Oireachtas Joint and Select Committees

Wednesday, 8 October 2014

Joint Oireachtas Committee on Transport and Communications

Mobile Telephone Coverage and High Speed Broadband Availability: Discussion

11:00 am

Mr. Fergal Mulligan:

I wish to comment on the Finland issue. We recently had a meeting with the Leader group from Kilkenny which had visited Finland and it gave us a lot of background information on what Finland had done. Finland is predominantly community driven. It is a place where communities come together and stump up a lot of money. Local businesses and local people there want 100 to 200 megabytes, MB, and are willing to pay for it. We are saying here that we do not have the microcosm of Finland which has individual communities that put up their hands and said "we are willing to build and fund networks".

We do not have that in Ireland yet. I hope we will have it next year when we say to people that we are willing to fund a certain part of it. Then, hopefully, the commercial industry and maybe certain communities will be willing to fund certain parts of the network we want to build.

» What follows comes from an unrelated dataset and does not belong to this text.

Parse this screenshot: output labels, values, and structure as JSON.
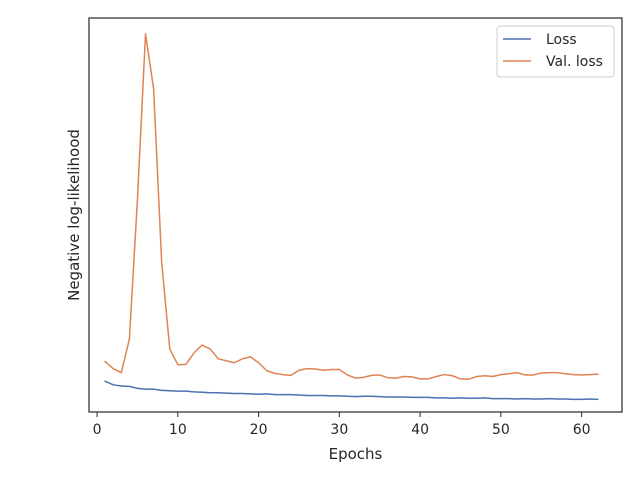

This is all part of the strategy that we need to come up with next week to maximise the use of existing infrastructure, to maximise the network that is built and also to reduce the cost to the State, because this will cost hundreds of millions. To actually build it will cost much more, but the cost to the State will be hundreds of millions of euro because we expect the commercial sector, and maybe even local communities, to come forward with capital to build this network.

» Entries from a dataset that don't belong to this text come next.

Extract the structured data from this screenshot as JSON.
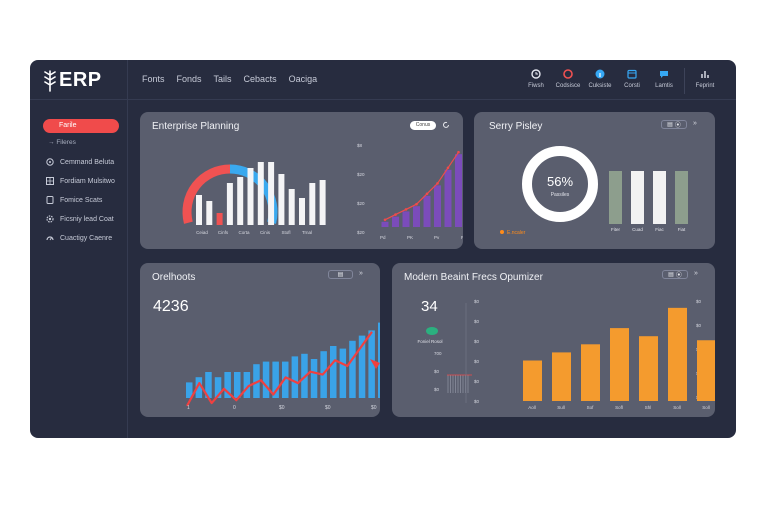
{
  "app": {
    "title": "ERP",
    "nav": [
      "Fonts",
      "Fonds",
      "Tails",
      "Cebacts",
      "Oaciga"
    ],
    "tools": [
      {
        "label": "Fiwsh",
        "icon": "clock-icon",
        "color": "#e4e6ef"
      },
      {
        "label": "Codsisce",
        "icon": "alert-icon",
        "color": "#ef5151"
      },
      {
        "label": "Cuksiste",
        "icon": "info-icon",
        "color": "#36a8f4"
      },
      {
        "label": "Corsti",
        "icon": "calendar-icon",
        "color": "#36a8f4"
      },
      {
        "label": "Lamtis",
        "icon": "chat-icon",
        "color": "#36a8f4"
      },
      {
        "label": "Feprint",
        "icon": "report-icon",
        "color": "#e4e6ef"
      }
    ]
  },
  "sidebar": {
    "active": "Farile",
    "sub": "Fileres",
    "items": [
      {
        "label": "Cemmand Beluta",
        "icon": "target-icon"
      },
      {
        "label": "Fordiam Mulsitwo",
        "icon": "grid-icon"
      },
      {
        "label": "Fomice Scats",
        "icon": "doc-icon"
      },
      {
        "label": "Ficsniy lead Coat",
        "icon": "gear-icon"
      },
      {
        "label": "Cuactigy Caenre",
        "icon": "gauge-icon"
      }
    ]
  },
  "cards": {
    "planning": {
      "title": "Enterprise Planning",
      "pill": "Conus",
      "gauge_low_color": "#f05252",
      "gauge_high_color": "#3aa9ef",
      "bar_labels": [
        "Ceiad",
        "Cinfs",
        "Corta",
        "Cinis",
        "Stofl",
        "Trnal"
      ],
      "bar_values": [
        10,
        8,
        4,
        14,
        16,
        19,
        21,
        21,
        17,
        12,
        9,
        14,
        15
      ],
      "red_index": 2,
      "yticks": [
        "$8",
        "$20",
        "$20",
        "$20"
      ],
      "trend_labels": [
        "Pd",
        "PK",
        "Pv",
        "Pv"
      ],
      "trend_values": [
        2,
        4,
        6,
        8,
        12,
        16,
        22,
        28
      ]
    },
    "survey": {
      "title": "Serry Pisley",
      "percent": "56%",
      "caption": "Passiles",
      "legend": "E.ncaler",
      "legend_color": "#ff8c1a",
      "controls": [
        "▤",
        "⦿",
        "»"
      ],
      "bars": [
        {
          "label": "Fiter",
          "value": 5.3,
          "color": "#8d9e8d"
        },
        {
          "label": "Cuad",
          "value": 5.3,
          "color": "#f2f2f2"
        },
        {
          "label": "Fiac",
          "value": 5.3,
          "color": "#f2f2f2"
        },
        {
          "label": "Fiat",
          "value": 5.3,
          "color": "#8d9e8d"
        }
      ]
    },
    "outlooks": {
      "title": "Orelhoots",
      "kpi": "4236",
      "controls": [
        "▤",
        "»"
      ],
      "bar_values": [
        3,
        4,
        5,
        4,
        5,
        5,
        5,
        6.5,
        7,
        7,
        7,
        8,
        8.5,
        7.5,
        9,
        10,
        9.5,
        11,
        12,
        13,
        14.5
      ],
      "trend_values": [
        3,
        7,
        3.5,
        6,
        4,
        6.5,
        7.5,
        5,
        8,
        7,
        9,
        8.5,
        11,
        10,
        13,
        16
      ],
      "x_labels": [
        "1",
        "0",
        "$0",
        "$0",
        "$0",
        "$0"
      ]
    },
    "optimizer": {
      "title": "Modern Beaint Frecs Opumizer",
      "kpi": "34",
      "dot_label": "Foniel Rosol",
      "dot_color": "#2bb07f",
      "left_ticks": [
        "700",
        "$0",
        "$0"
      ],
      "controls": [
        "▤",
        "⦿",
        "»"
      ],
      "bar_values": [
        5,
        6,
        7,
        9,
        8,
        11.5,
        7.5
      ],
      "y_ticks_left": [
        "$0",
        "$0",
        "$0",
        "$0",
        "$0",
        "$0"
      ],
      "y_ticks_right": [
        "$0",
        "$0",
        "$0",
        "$0",
        "$0"
      ],
      "x_labels": [
        "Aoll",
        "Sull",
        "Sof",
        "Sofl",
        "Shl",
        "Soll",
        "Soll"
      ]
    }
  }
}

I can assure the Deputy that there will be no duplication of infrastructure. We are required under state aid guidelines to avoid this, but it is also a logical step that in rural Ireland where existing infrastructure can be used - for example, a pole or a duct - we would put fibre cabling on or through it. That is exactly what we will do; we will not allow a company to come in and say it will build all the poles on the other side of the road and put a cable on them. That will not happen. These are all the challenges that we have as part of the programme, but we know exactly what we have to do.

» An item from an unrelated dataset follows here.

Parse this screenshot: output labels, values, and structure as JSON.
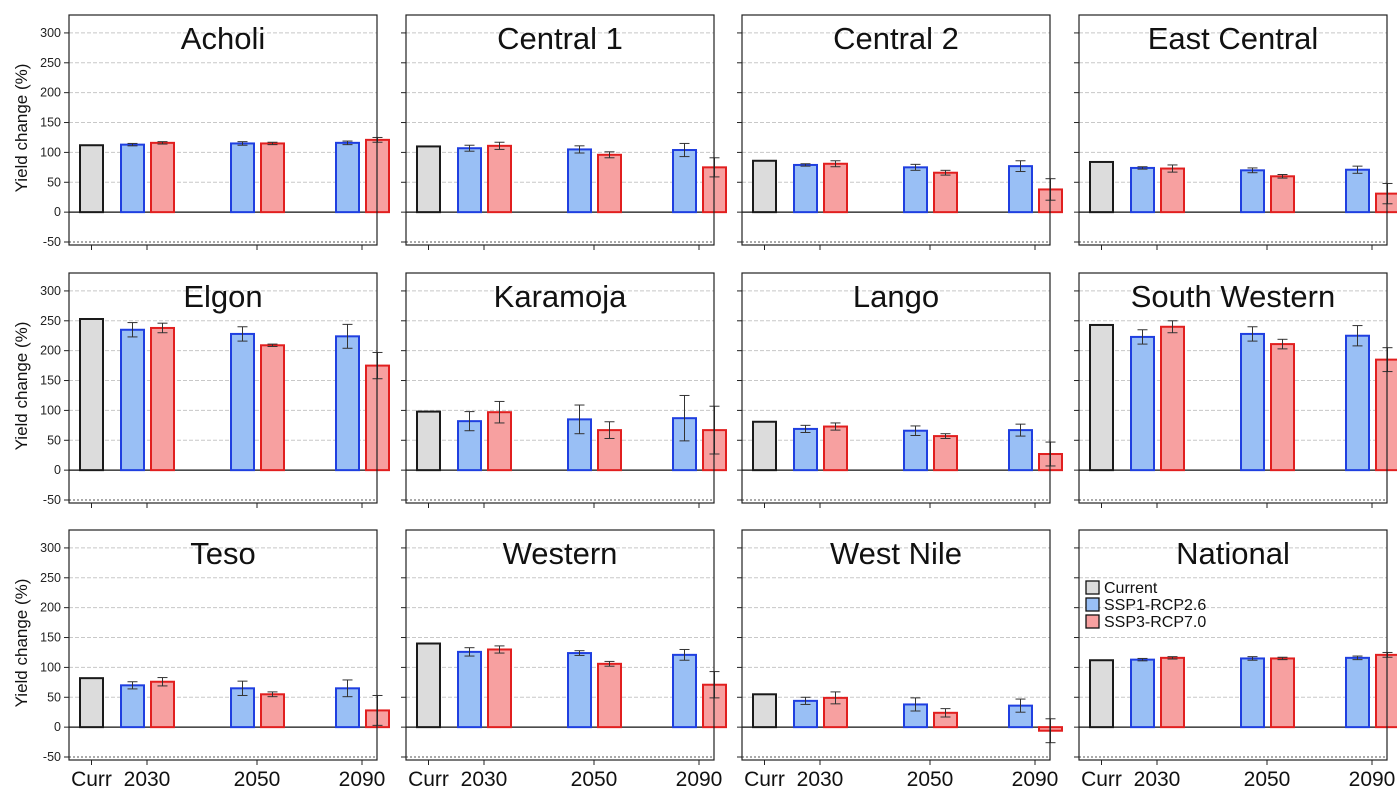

We will only mention a minimum of 30 megabits per second, with many of the premises in rural Ireland getting much more than that. We cannot and will not say it is fibre-to-the-home, because the technical solution is not up to us. The technical solution will be up to the companies that build it, with the proviso that it will be monitored every quarter and every year for the duration of the contract, which could be 15 or 20 years. The companies will be monitored every quarter by the Department or the body that governs the contract to see whether they are meeting these targets. As with issues of mobile phone coverage or other coverage where people promise up to 30 or 50 Mbps, within our programme, if the State is going to intervene here with money, there will be none of this "up to" this, that and the other. It will be a nailed-up contract, with the company monitored every quarter to ensure it is delivering the service we are paying for - whether it is outside Cahersiveen, in Meath or in Wicklow - because the State is paying the money.

At the moment, with commercial operators, it is their money; we cannot say to them what they must deliver. With mobile network operator licences one can to a point, but the mobile operators actually surpass this standard. Within Eircom's footprint of fixed broadband we do not tell them they must offer 30 or 50 Mbps; it is a commercial investment. If Eircom goes to Cahersiveen and offers 50 or 70 Mbps, we are just saying that is a welcome investment and we want them to push that investment as far as they can, so that the State does the rest.